In the study of hemodynamic response of dexmedetomidine in patients undergoing laparoscopic cholecystectomy by Bhagat et al (22), it was found that dexmedetomidine was associated with hypotension and bradycardia. There were 5 cases of bradycardia in dexmedetomidine group, all of which needed to be injected with atropine. The binding of tramadol to opioid receptor could inhibit hypothalamic thermoregulatory center and re-uptake of spinal cord 5-hydroxytryptamine and methylepinephrine, increase the concentration of methylepinephrine and 5-hydroxytryptamine synaptosomes of the spinal cord, and regulate the body temperature, thus effectively prevent shivering reaction. However, it showed more gastrointestinal tract reaction and higher incidence of nausea (23,24). These results support our study that the number of patients with shivering in the dexmedetomidine group was significantly higher than that in the tramadol group, while the incidence of nausea and vomiting in the tramadol group was higher than that in the dexmedetomidine group. According to the study by Bedirli et al (25), both tramadol and dexmedetomidine are effective in controlling pain and restlessness. However, compared with tramadol, dexmedetomidine might cause intraoperative hypotension, bradycardia and long-term sedation. According to Sahi et al (26), tramadol plays the most important role in preventing shivering. Although it has a higher incidence of nausea and vomiting than clonidine and dexmedetomidine, these symptoms can be alleviated without intervention in most patients. Moreover, tramadol was reported to have the least side-effects.
In the present study, due to the limited medical resources in The Affiliated Hospital of Qingdao University and the small base of the selected research subjects, there may be some contingency in the results, and sex or age differences in postoperative responses to anaesthesia cannot be excluded.
In conclusion, both tramadol and dexmedetomidine, respectively, combined with propofol in PMCT for HCC surgery can achieve satisfactory anesthetic effects. However, tramadol combined with propofol is more effective in stabilizing the vital signs with less side-effects, and more suitable for PMCT in patients with HCC than dexmetomidine combined with propofol.
Acknowledgements
Not applicable.
Funding
No funding was received.
Availability of data and materials
The datasets used and/or analyzed during the present study are available from the corresponding author on reasonable request.
Authors' contributions
CC and XY were responsible for the treatment of patients.
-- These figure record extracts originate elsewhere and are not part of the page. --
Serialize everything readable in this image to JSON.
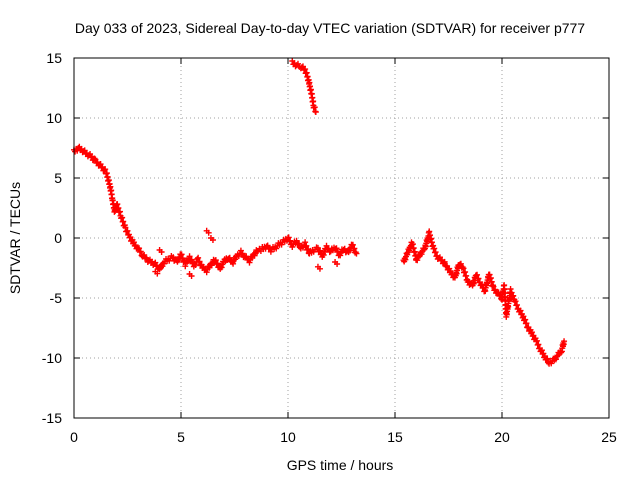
{
  "chart_data": {
    "type": "scatter",
    "title": "Day 033 of 2023, Sidereal Day-to-day VTEC variation (SDTVAR) for receiver p777",
    "xlabel": "GPS time / hours",
    "ylabel": "SDTVAR / TECUs",
    "xlim": [
      0,
      25
    ],
    "ylim": [
      -15,
      15
    ],
    "xticks": [
      0,
      5,
      10,
      15,
      20,
      25
    ],
    "yticks": [
      -15,
      -10,
      -5,
      0,
      5,
      10,
      15
    ],
    "grid": true,
    "marker": "+",
    "color": "#ff0000",
    "segments": [
      {
        "name": "main-trace-1",
        "points": [
          [
            0.0,
            7.2
          ],
          [
            0.2,
            7.5
          ],
          [
            0.4,
            7.3
          ],
          [
            0.6,
            7.0
          ],
          [
            0.8,
            6.8
          ],
          [
            1.0,
            6.4
          ],
          [
            1.2,
            6.1
          ],
          [
            1.5,
            5.5
          ],
          [
            1.7,
            4.2
          ],
          [
            1.8,
            3.2
          ],
          [
            1.9,
            2.2
          ],
          [
            2.0,
            2.8
          ],
          [
            2.2,
            1.8
          ],
          [
            2.4,
            0.8
          ],
          [
            2.6,
            0.1
          ],
          [
            2.8,
            -0.5
          ],
          [
            3.0,
            -0.9
          ],
          [
            3.2,
            -1.4
          ],
          [
            3.4,
            -1.8
          ],
          [
            3.6,
            -2.0
          ],
          [
            3.8,
            -2.2
          ],
          [
            4.0,
            -2.6
          ],
          [
            4.2,
            -2.0
          ],
          [
            4.4,
            -1.8
          ],
          [
            4.6,
            -1.6
          ],
          [
            4.8,
            -2.0
          ],
          [
            5.0,
            -1.4
          ],
          [
            5.2,
            -2.2
          ],
          [
            5.4,
            -1.6
          ],
          [
            5.6,
            -2.3
          ],
          [
            5.8,
            -1.8
          ],
          [
            6.0,
            -2.5
          ],
          [
            6.2,
            -2.7
          ],
          [
            6.4,
            -2.2
          ],
          [
            6.6,
            -1.8
          ],
          [
            6.8,
            -2.6
          ],
          [
            7.0,
            -2.0
          ],
          [
            7.2,
            -1.6
          ],
          [
            7.4,
            -2.1
          ],
          [
            7.6,
            -1.5
          ],
          [
            7.8,
            -1.2
          ],
          [
            8.0,
            -1.6
          ],
          [
            8.2,
            -1.9
          ],
          [
            8.4,
            -1.4
          ],
          [
            8.6,
            -1.0
          ],
          [
            8.8,
            -0.9
          ],
          [
            9.0,
            -0.7
          ],
          [
            9.2,
            -1.0
          ],
          [
            9.4,
            -0.8
          ],
          [
            9.6,
            -0.5
          ],
          [
            9.8,
            -0.3
          ],
          [
            10.0,
            0.0
          ],
          [
            10.2,
            -0.6
          ],
          [
            10.4,
            -0.3
          ],
          [
            10.6,
            -0.8
          ],
          [
            10.8,
            -0.5
          ],
          [
            11.0,
            -1.3
          ],
          [
            11.2,
            -1.0
          ],
          [
            11.4,
            -0.9
          ],
          [
            11.6,
            -1.5
          ],
          [
            11.8,
            -0.8
          ],
          [
            12.0,
            -1.1
          ],
          [
            12.2,
            -0.8
          ],
          [
            12.4,
            -1.4
          ],
          [
            12.6,
            -0.9
          ],
          [
            12.8,
            -1.2
          ],
          [
            13.0,
            -0.6
          ],
          [
            13.2,
            -1.3
          ]
        ]
      },
      {
        "name": "outlier-cluster",
        "points": [
          [
            6.2,
            0.6
          ],
          [
            6.4,
            0.0
          ],
          [
            4.0,
            -1.0
          ],
          [
            3.8,
            -2.8
          ],
          [
            5.4,
            -3.0
          ],
          [
            11.4,
            -2.4
          ],
          [
            12.2,
            -2.0
          ]
        ]
      },
      {
        "name": "high-arc",
        "points": [
          [
            10.2,
            14.6
          ],
          [
            10.4,
            14.4
          ],
          [
            10.6,
            14.3
          ],
          [
            10.8,
            14.0
          ],
          [
            10.9,
            13.5
          ],
          [
            11.0,
            12.8
          ],
          [
            11.1,
            12.0
          ],
          [
            11.2,
            11.0
          ],
          [
            11.3,
            10.5
          ]
        ]
      },
      {
        "name": "main-trace-2",
        "points": [
          [
            15.4,
            -2.0
          ],
          [
            15.6,
            -1.2
          ],
          [
            15.8,
            -0.4
          ],
          [
            16.0,
            -1.8
          ],
          [
            16.4,
            -0.8
          ],
          [
            16.6,
            0.4
          ],
          [
            16.8,
            -0.9
          ],
          [
            17.0,
            -1.6
          ],
          [
            17.2,
            -1.9
          ],
          [
            17.4,
            -2.3
          ],
          [
            17.6,
            -2.9
          ],
          [
            17.8,
            -3.3
          ],
          [
            18.0,
            -2.1
          ],
          [
            18.2,
            -2.6
          ],
          [
            18.4,
            -3.6
          ],
          [
            18.6,
            -4.0
          ],
          [
            18.8,
            -3.1
          ],
          [
            19.0,
            -3.8
          ],
          [
            19.2,
            -4.4
          ],
          [
            19.4,
            -3.0
          ],
          [
            19.6,
            -4.2
          ],
          [
            19.8,
            -4.6
          ],
          [
            20.0,
            -5.0
          ],
          [
            20.1,
            -4.0
          ],
          [
            20.2,
            -6.5
          ],
          [
            20.4,
            -4.4
          ],
          [
            20.6,
            -5.3
          ],
          [
            20.8,
            -6.0
          ],
          [
            21.0,
            -6.6
          ],
          [
            21.2,
            -7.4
          ],
          [
            21.4,
            -8.0
          ],
          [
            21.6,
            -8.6
          ],
          [
            21.8,
            -9.3
          ],
          [
            22.0,
            -9.9
          ],
          [
            22.2,
            -10.4
          ],
          [
            22.4,
            -10.2
          ],
          [
            22.6,
            -9.8
          ],
          [
            22.8,
            -9.3
          ],
          [
            22.9,
            -8.6
          ]
        ]
      }
    ]
  }
}
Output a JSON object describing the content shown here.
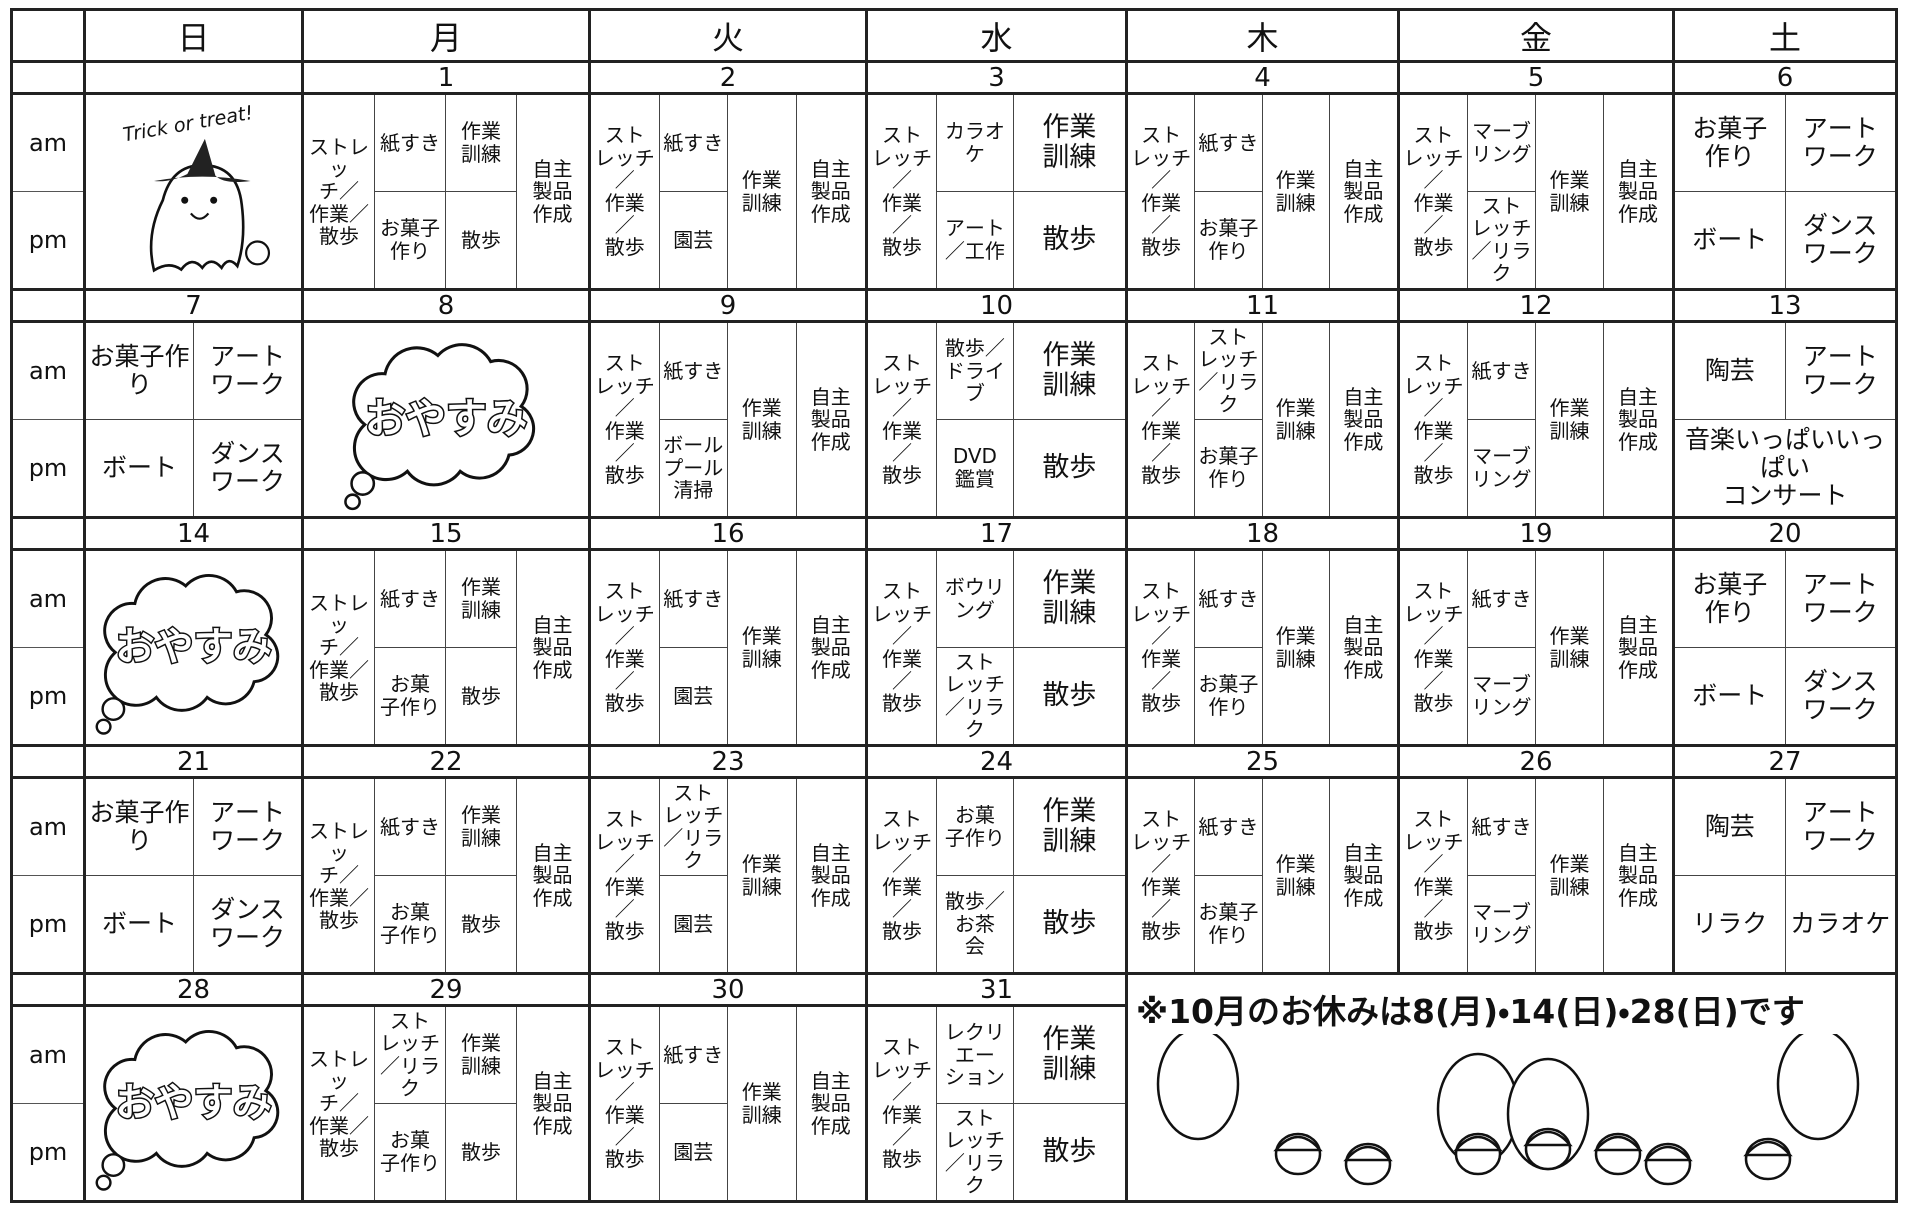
{
  "days": [
    "日",
    "月",
    "火",
    "水",
    "木",
    "金",
    "土"
  ],
  "periods": [
    "am",
    "pm"
  ],
  "notice": "※10月のお休みは8(月)・14(日)・28(日)です",
  "weeks": [
    {
      "dates": [
        null,
        1,
        2,
        3,
        4,
        5,
        6
      ],
      "cells": [
        {
          "greeting": "Trick or treat!"
        },
        {
          "cols": [
            [
              "ストレッ\nチ／\n作業／\n散歩"
            ],
            [
              "紙すき",
              "お菓子\n作り"
            ],
            [
              "作業\n訓練",
              "散歩"
            ],
            [
              "自主\n製品\n作成"
            ]
          ]
        },
        {
          "cols": [
            [
              "スト\nレッチ\n／\n作業\n／\n散歩"
            ],
            [
              "紙すき",
              "園芸"
            ],
            [
              "作業\n訓練"
            ],
            [
              "自主\n製品\n作成"
            ]
          ]
        },
        {
          "cols": [
            [
              "スト\nレッチ\n／\n作業\n／\n散歩"
            ],
            [
              "カラオ\nケ",
              "アート\n／工作"
            ],
            [
              "作業\n訓練",
              "散歩"
            ]
          ]
        },
        {
          "cols": [
            [
              "スト\nレッチ\n／\n作業\n／\n散歩"
            ],
            [
              "紙すき",
              "お菓子\n作り"
            ],
            [
              "作業\n訓練"
            ],
            [
              "自主\n製品\n作成"
            ]
          ]
        },
        {
          "cols": [
            [
              "スト\nレッチ\n／\n作業\n／\n散歩"
            ],
            [
              "マーブ\nリング",
              "スト\nレッチ\n／リラ\nク"
            ],
            [
              "作業\n訓練"
            ],
            [
              "自主\n製品\n作成"
            ]
          ]
        },
        {
          "am": [
            "お菓子\n作り",
            "アート\nワーク"
          ],
          "pm": [
            "ボート",
            "ダンス\nワーク"
          ]
        }
      ]
    },
    {
      "dates": [
        7,
        8,
        9,
        10,
        11,
        12,
        13
      ],
      "cells": [
        {
          "am": [
            "お菓子作り",
            "アート\nワーク"
          ],
          "pm": [
            "ボート",
            "ダンス\nワーク"
          ]
        },
        {
          "holiday": "おやすみ"
        },
        {
          "cols": [
            [
              "スト\nレッチ\n／\n作業\n／\n散歩"
            ],
            [
              "紙すき",
              "ボール\nプール\n清掃"
            ],
            [
              "作業\n訓練"
            ],
            [
              "自主\n製品\n作成"
            ]
          ]
        },
        {
          "cols": [
            [
              "スト\nレッチ\n／\n作業\n／\n散歩"
            ],
            [
              "散歩／\nドライ\nブ",
              "DVD\n鑑賞"
            ],
            [
              "作業\n訓練",
              "散歩"
            ]
          ]
        },
        {
          "cols": [
            [
              "スト\nレッチ\n／\n作業\n／\n散歩"
            ],
            [
              "スト\nレッチ\n／リラ\nク",
              "お菓子\n作り"
            ],
            [
              "作業\n訓練"
            ],
            [
              "自主\n製品\n作成"
            ]
          ]
        },
        {
          "cols": [
            [
              "スト\nレッチ\n／\n作業\n／\n散歩"
            ],
            [
              "紙すき",
              "マーブ\nリング"
            ],
            [
              "作業\n訓練"
            ],
            [
              "自主\n製品\n作成"
            ]
          ]
        },
        {
          "am": [
            "陶芸",
            "アート\nワーク"
          ],
          "pm": [
            "音楽いっぱいいっぱい\nコンサート"
          ]
        }
      ]
    },
    {
      "dates": [
        14,
        15,
        16,
        17,
        18,
        19,
        20
      ],
      "cells": [
        {
          "holiday": "おやすみ"
        },
        {
          "cols": [
            [
              "ストレッ\nチ／\n作業／\n散歩"
            ],
            [
              "紙すき",
              "お菓\n子作り"
            ],
            [
              "作業\n訓練",
              "散歩"
            ],
            [
              "自主\n製品\n作成"
            ]
          ]
        },
        {
          "cols": [
            [
              "スト\nレッチ\n／\n作業\n／\n散歩"
            ],
            [
              "紙すき",
              "園芸"
            ],
            [
              "作業\n訓練"
            ],
            [
              "自主\n製品\n作成"
            ]
          ]
        },
        {
          "cols": [
            [
              "スト\nレッチ\n／\n作業\n／\n散歩"
            ],
            [
              "ボウリ\nング",
              "スト\nレッチ\n／リラク"
            ],
            [
              "作業\n訓練",
              "散歩"
            ]
          ]
        },
        {
          "cols": [
            [
              "スト\nレッチ\n／\n作業\n／\n散歩"
            ],
            [
              "紙すき",
              "お菓子\n作り"
            ],
            [
              "作業\n訓練"
            ],
            [
              "自主\n製品\n作成"
            ]
          ]
        },
        {
          "cols": [
            [
              "スト\nレッチ\n／\n作業\n／\n散歩"
            ],
            [
              "紙すき",
              "マーブ\nリング"
            ],
            [
              "作業\n訓練"
            ],
            [
              "自主\n製品\n作成"
            ]
          ]
        },
        {
          "am": [
            "お菓子\n作り",
            "アート\nワーク"
          ],
          "pm": [
            "ボート",
            "ダンス\nワーク"
          ]
        }
      ]
    },
    {
      "dates": [
        21,
        22,
        23,
        24,
        25,
        26,
        27
      ],
      "cells": [
        {
          "am": [
            "お菓子作り",
            "アート\nワーク"
          ],
          "pm": [
            "ボート",
            "ダンス\nワーク"
          ]
        },
        {
          "cols": [
            [
              "ストレッ\nチ／\n作業／\n散歩"
            ],
            [
              "紙すき",
              "お菓\n子作り"
            ],
            [
              "作業\n訓練",
              "散歩"
            ],
            [
              "自主\n製品\n作成"
            ]
          ]
        },
        {
          "cols": [
            [
              "スト\nレッチ\n／\n作業\n／\n散歩"
            ],
            [
              "スト\nレッチ\n／リラ\nク",
              "園芸"
            ],
            [
              "作業\n訓練"
            ],
            [
              "自主\n製品\n作成"
            ]
          ]
        },
        {
          "cols": [
            [
              "スト\nレッチ\n／\n作業\n／\n散歩"
            ],
            [
              "お菓\n子作り",
              "散歩／\nお茶\n会"
            ],
            [
              "作業\n訓練",
              "散歩"
            ]
          ]
        },
        {
          "cols": [
            [
              "スト\nレッチ\n／\n作業\n／\n散歩"
            ],
            [
              "紙すき",
              "お菓子\n作り"
            ],
            [
              "作業\n訓練"
            ],
            [
              "自主\n製品\n作成"
            ]
          ]
        },
        {
          "cols": [
            [
              "スト\nレッチ\n／\n作業\n／\n散歩"
            ],
            [
              "紙すき",
              "マーブ\nリング"
            ],
            [
              "作業\n訓練"
            ],
            [
              "自主\n製品\n作成"
            ]
          ]
        },
        {
          "am": [
            "陶芸",
            "アート\nワーク"
          ],
          "pm": [
            "リラク",
            "カラオケ"
          ]
        }
      ]
    },
    {
      "dates": [
        28,
        29,
        30,
        31
      ],
      "cells": [
        {
          "holiday": "おやすみ"
        },
        {
          "cols": [
            [
              "ストレッ\nチ／\n作業／\n散歩"
            ],
            [
              "スト\nレッチ\n／リラ\nク",
              "お菓\n子作り"
            ],
            [
              "作業\n訓練",
              "散歩"
            ],
            [
              "自主\n製品\n作成"
            ]
          ]
        },
        {
          "cols": [
            [
              "スト\nレッチ\n／\n作業\n／\n散歩"
            ],
            [
              "紙すき",
              "園芸"
            ],
            [
              "作業\n訓練"
            ],
            [
              "自主\n製品\n作成"
            ]
          ]
        },
        {
          "cols": [
            [
              "スト\nレッチ\n／\n作業\n／\n散歩"
            ],
            [
              "レクリ\nエー\nション",
              "スト\nレッチ\n／リラク"
            ],
            [
              "作業\n訓練",
              "散歩"
            ]
          ]
        }
      ]
    }
  ]
}
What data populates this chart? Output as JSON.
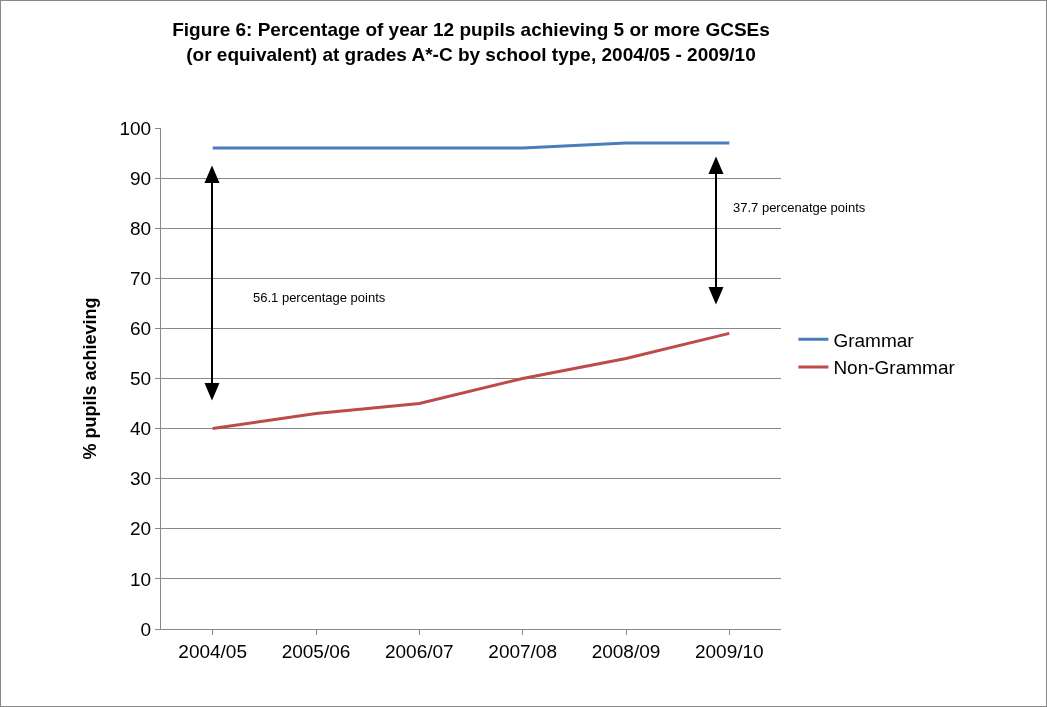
{
  "chart_data": {
    "type": "line",
    "title": "Figure 6: Percentage of year 12 pupils achieving 5 or more GCSEs (or equivalent) at grades A*-C by school type, 2004/05 - 2009/10",
    "ylabel": "% pupils achieving",
    "categories": [
      "2004/05",
      "2005/06",
      "2006/07",
      "2007/08",
      "2008/09",
      "2009/10"
    ],
    "series": [
      {
        "name": "Grammar",
        "color": "#4a7ebb",
        "values": [
          96,
          96,
          96,
          96,
          97,
          97
        ]
      },
      {
        "name": "Non-Grammar",
        "color": "#be4b48",
        "values": [
          40,
          43,
          45,
          50,
          54,
          59
        ]
      }
    ],
    "annotations": [
      "56.1 percentage points",
      "37.7 percenatge points"
    ],
    "ylim": [
      0,
      100
    ],
    "yticks": [
      0,
      10,
      20,
      30,
      40,
      50,
      60,
      70,
      80,
      90,
      100
    ],
    "grid": "y",
    "legend": "right",
    "marker": "none",
    "line_style": "solid"
  }
}
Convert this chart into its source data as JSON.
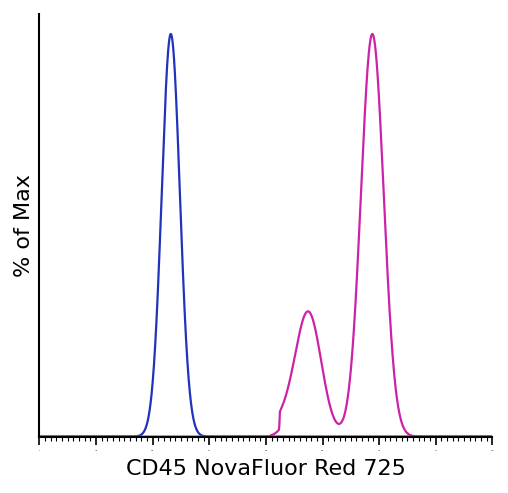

JS and XZ collected and analyzed the general data of patients. SL and NZ analyzed the changes in HR, MAP, and SpO2. CC and JW performed the statistical analysis. CC drafted the manuscript. All authors read and approved the final manuscript.
Ethics approval and consent to participate
The study was approved by the Ethics Committee of The Affiliated Hospital of Qingdao University (Qingdao, China). Patients who participated in this research had complete clinical data. Signed informed consents were obtained from the patients and their guardians.
Patient consent for publication
Not applicable.
Competing interests
The authors declare that they have no competing interests.